A rancher in Bynum posted video to Facebook on Wednesday showing four grizzly bears; two of them were caught in traps, and two others were nearby.
The Skeltons said on their "Blackleaf Guardians" Facebook page:
Bear-y busy morning! #WillowKangal is busy with the bears!
We had a government trapper come out and set a trap on a sheep that was killed by a grizzly yesterday. He set 2. Well... this morning there was two caught bears and 2 hanging around!
The #GoldenGirls and #WillowKangal tagged into the bears while the rest stayed with their flock. Great teamwork, Girls!
Billie Skelton told KRTV that it appears the two trapped bears are a male and a female, and the other two are "older" cubs.
Billie said that snare traps were used, and they do not injure or hurt the trapped grizzlies.
She said the ewe that was killed on Tuesday appeared to have bite marks on its skull consistent with being attacked by a grizzly cub.
Billie said that her ranch has lost seven sheep to grizzly depradation this season, and that FWP credits the Skelton dogs for keeping that number so low. Without the dogs, Billie said, they likely would have lost dozens of sheep to the grizzly bears.
Billie posted the following comment on the video post: "All the bears were trapped and handled humanely! MT FWP trapped the bears with a slip around the paw and then were here asap to tranquilize and care for the bears."
The Skeltons said that the male grizzly will be released on the other side of the Continental Divide. The female has cubs around, so she will be released near the ranch away from the sheep, once she is collared and tattooed.
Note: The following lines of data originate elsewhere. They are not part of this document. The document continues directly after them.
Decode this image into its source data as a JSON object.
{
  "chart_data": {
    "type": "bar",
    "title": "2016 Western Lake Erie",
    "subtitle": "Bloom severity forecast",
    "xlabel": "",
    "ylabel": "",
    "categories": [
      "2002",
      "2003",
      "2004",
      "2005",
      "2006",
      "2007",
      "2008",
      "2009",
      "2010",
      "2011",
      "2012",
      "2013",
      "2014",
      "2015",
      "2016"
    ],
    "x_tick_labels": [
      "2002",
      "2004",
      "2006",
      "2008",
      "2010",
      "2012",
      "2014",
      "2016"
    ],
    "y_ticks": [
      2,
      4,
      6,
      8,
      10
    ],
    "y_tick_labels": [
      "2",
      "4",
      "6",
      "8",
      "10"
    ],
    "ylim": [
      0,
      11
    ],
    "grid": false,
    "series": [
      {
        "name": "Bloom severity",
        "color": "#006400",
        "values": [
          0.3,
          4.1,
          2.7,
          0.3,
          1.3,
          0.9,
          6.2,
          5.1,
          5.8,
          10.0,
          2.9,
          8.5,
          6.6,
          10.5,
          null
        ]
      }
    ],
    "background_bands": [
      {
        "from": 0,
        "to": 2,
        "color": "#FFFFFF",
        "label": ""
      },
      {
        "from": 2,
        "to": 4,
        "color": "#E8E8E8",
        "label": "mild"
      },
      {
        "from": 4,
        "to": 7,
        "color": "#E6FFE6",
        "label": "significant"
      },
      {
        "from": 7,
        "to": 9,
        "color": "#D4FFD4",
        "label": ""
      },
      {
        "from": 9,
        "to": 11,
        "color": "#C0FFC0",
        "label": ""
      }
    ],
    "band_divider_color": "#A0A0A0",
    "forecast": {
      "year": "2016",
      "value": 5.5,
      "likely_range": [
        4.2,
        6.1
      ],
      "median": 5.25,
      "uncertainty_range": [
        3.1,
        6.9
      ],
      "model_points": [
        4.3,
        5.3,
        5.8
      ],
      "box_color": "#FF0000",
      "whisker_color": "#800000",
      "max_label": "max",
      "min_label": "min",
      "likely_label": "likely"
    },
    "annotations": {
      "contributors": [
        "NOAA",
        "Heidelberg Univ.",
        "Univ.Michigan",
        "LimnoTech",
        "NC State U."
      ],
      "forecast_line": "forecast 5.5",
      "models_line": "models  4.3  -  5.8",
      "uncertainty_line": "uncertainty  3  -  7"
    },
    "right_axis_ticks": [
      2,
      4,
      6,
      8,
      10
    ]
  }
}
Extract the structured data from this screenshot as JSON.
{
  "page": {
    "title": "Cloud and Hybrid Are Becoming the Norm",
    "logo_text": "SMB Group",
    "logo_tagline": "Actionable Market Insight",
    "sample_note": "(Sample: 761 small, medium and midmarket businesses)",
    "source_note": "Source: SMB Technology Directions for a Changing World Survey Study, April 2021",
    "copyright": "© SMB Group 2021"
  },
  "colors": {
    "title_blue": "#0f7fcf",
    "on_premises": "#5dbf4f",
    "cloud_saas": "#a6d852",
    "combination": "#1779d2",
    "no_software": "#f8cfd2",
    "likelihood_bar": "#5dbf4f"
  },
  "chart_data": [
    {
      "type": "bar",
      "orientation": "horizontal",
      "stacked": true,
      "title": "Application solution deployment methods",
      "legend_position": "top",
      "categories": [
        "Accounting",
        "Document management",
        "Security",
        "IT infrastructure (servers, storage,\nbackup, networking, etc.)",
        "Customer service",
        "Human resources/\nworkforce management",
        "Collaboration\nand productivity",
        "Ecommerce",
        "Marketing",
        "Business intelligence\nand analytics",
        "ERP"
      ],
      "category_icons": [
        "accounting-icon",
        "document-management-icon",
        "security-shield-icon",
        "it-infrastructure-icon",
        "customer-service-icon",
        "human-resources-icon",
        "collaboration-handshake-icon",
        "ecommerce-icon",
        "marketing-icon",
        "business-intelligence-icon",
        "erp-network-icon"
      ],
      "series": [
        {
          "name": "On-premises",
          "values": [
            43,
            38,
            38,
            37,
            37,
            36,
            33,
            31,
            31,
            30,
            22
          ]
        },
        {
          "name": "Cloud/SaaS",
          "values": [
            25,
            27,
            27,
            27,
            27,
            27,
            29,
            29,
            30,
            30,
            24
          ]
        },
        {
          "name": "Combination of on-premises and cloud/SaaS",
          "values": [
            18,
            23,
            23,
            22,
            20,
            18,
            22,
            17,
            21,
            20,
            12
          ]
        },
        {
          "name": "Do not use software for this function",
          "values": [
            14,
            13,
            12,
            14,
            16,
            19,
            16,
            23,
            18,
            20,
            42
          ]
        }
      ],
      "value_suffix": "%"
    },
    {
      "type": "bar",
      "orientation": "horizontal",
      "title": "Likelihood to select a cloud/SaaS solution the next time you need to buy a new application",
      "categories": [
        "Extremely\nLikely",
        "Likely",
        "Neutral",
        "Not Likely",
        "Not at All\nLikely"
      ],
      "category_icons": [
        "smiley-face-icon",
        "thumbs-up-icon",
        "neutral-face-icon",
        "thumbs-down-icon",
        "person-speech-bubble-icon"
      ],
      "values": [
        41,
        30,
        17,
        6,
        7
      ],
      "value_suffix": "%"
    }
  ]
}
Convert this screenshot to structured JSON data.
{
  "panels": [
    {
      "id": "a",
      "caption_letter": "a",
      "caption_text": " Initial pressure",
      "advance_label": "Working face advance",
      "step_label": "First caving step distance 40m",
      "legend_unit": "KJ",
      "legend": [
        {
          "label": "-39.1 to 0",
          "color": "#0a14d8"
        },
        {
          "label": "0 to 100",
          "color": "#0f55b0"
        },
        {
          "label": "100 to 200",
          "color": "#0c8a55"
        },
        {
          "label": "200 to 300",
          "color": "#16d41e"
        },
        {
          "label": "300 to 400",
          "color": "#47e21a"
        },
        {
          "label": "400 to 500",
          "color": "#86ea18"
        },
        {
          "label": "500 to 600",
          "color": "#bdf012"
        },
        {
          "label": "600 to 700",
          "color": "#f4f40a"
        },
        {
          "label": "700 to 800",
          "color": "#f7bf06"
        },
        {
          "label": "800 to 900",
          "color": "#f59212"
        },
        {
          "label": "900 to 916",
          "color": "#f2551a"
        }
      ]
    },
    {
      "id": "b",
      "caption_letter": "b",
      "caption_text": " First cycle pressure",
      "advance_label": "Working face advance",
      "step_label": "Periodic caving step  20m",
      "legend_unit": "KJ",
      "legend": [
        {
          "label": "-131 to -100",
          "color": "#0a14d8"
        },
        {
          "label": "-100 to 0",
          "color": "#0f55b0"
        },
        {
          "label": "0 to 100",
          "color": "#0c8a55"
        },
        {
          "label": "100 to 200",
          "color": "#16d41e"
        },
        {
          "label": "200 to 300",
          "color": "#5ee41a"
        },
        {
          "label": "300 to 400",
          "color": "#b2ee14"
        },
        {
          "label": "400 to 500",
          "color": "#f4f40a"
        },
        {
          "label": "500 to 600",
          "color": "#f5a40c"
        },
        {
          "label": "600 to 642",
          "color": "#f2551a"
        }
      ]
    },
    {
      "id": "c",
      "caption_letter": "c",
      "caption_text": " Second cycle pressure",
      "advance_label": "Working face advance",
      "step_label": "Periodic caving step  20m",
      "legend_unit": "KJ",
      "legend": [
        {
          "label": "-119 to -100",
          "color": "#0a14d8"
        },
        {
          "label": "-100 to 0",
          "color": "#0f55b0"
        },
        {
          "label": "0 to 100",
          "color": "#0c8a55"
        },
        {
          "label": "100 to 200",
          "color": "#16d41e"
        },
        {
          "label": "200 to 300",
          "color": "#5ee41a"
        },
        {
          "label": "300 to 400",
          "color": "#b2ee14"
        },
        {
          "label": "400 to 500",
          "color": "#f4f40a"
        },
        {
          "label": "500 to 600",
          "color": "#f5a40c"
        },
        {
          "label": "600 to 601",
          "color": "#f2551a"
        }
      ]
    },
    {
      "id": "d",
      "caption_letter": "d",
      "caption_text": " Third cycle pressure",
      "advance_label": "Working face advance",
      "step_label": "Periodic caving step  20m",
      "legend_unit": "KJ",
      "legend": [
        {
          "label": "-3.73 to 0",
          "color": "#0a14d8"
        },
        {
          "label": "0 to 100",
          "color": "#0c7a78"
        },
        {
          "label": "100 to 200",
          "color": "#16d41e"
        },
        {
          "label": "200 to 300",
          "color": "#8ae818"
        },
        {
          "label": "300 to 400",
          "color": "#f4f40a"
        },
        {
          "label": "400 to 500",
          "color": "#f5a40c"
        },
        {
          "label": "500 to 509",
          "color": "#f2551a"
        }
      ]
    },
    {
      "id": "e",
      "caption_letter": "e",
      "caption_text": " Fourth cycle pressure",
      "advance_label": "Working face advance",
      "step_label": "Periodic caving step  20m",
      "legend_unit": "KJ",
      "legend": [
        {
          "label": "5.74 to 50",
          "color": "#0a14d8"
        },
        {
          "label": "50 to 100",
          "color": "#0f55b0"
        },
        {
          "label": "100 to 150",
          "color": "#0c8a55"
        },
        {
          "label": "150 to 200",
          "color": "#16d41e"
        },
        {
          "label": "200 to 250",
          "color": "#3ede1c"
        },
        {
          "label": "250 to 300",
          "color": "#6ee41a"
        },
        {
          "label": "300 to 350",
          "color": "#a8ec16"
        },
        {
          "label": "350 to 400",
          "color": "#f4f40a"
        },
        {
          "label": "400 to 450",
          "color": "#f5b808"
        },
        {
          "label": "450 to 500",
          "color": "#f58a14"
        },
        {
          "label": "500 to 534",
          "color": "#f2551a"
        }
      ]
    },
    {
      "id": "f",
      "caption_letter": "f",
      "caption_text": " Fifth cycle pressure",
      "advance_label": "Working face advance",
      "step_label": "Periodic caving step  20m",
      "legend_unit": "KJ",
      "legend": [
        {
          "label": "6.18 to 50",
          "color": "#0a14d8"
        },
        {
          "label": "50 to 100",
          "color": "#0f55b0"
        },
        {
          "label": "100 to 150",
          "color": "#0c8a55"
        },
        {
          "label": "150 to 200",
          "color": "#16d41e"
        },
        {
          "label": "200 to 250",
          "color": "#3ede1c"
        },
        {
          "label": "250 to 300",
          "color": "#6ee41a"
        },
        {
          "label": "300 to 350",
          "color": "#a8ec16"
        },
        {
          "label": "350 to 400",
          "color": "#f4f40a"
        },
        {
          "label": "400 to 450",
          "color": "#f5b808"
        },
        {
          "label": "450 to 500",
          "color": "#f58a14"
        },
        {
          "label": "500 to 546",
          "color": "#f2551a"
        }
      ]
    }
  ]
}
Then she can find her cubs and be monitored through her collar.
The Skeltons also told KRTV: "We definitely want to emphasize that our dogs work hard, but the FWP have been a huge help when there's enough bears to overwhelm our dogs. They are very humane and a huge asset in assisting our ranch."
We have left messages with FWP to get more information, but have not yet heard back.
When we visited the Skeltons several months ago, Steve Skelton talked about his guardian dogs: “They’re all about their sheep and their job.”
“Their idea is not to kill, maim, or rip up predators, their idea is to make it hard for a predator to want a meal out of my sheep,” said Skelton. “The bear is just going to walk on and say this is too hard of a meal to buy, I’m going to go somewhere else.”
Skelton said livestock guardian dogs are their only protection when it comes to living right off the Rocky Mountain Front. “We have no alternatives, I can’t come out here with a can of bear spray and make grizzly bears go away from my flock,” said Skelton.
But the dogs don’t mind it—they were bred for this work and the cold weather. “One day we had to understand that these dogs, a lot of the pedigrees on them are over a thousand years old and it’s just what they do. They come in for their loves, they like it, but normally when you come out to see the sheep, they don’t even pay attention to you. They’re all about their sheep and their job,” said Skelton.
They also have an extra layer of protection. “We have to put spike collars on them so they are protected; if they take a bite from a wolf or a bear, they always go for the neck and it can kill them,” said Skelton. “This way it’s their armor, its body armor for them.”
While he says they’re still learning, they plan to help other ranchers out.
“We are going to raise these dogs and try to pass them on to other ranchers and people that need them,” said Skelton.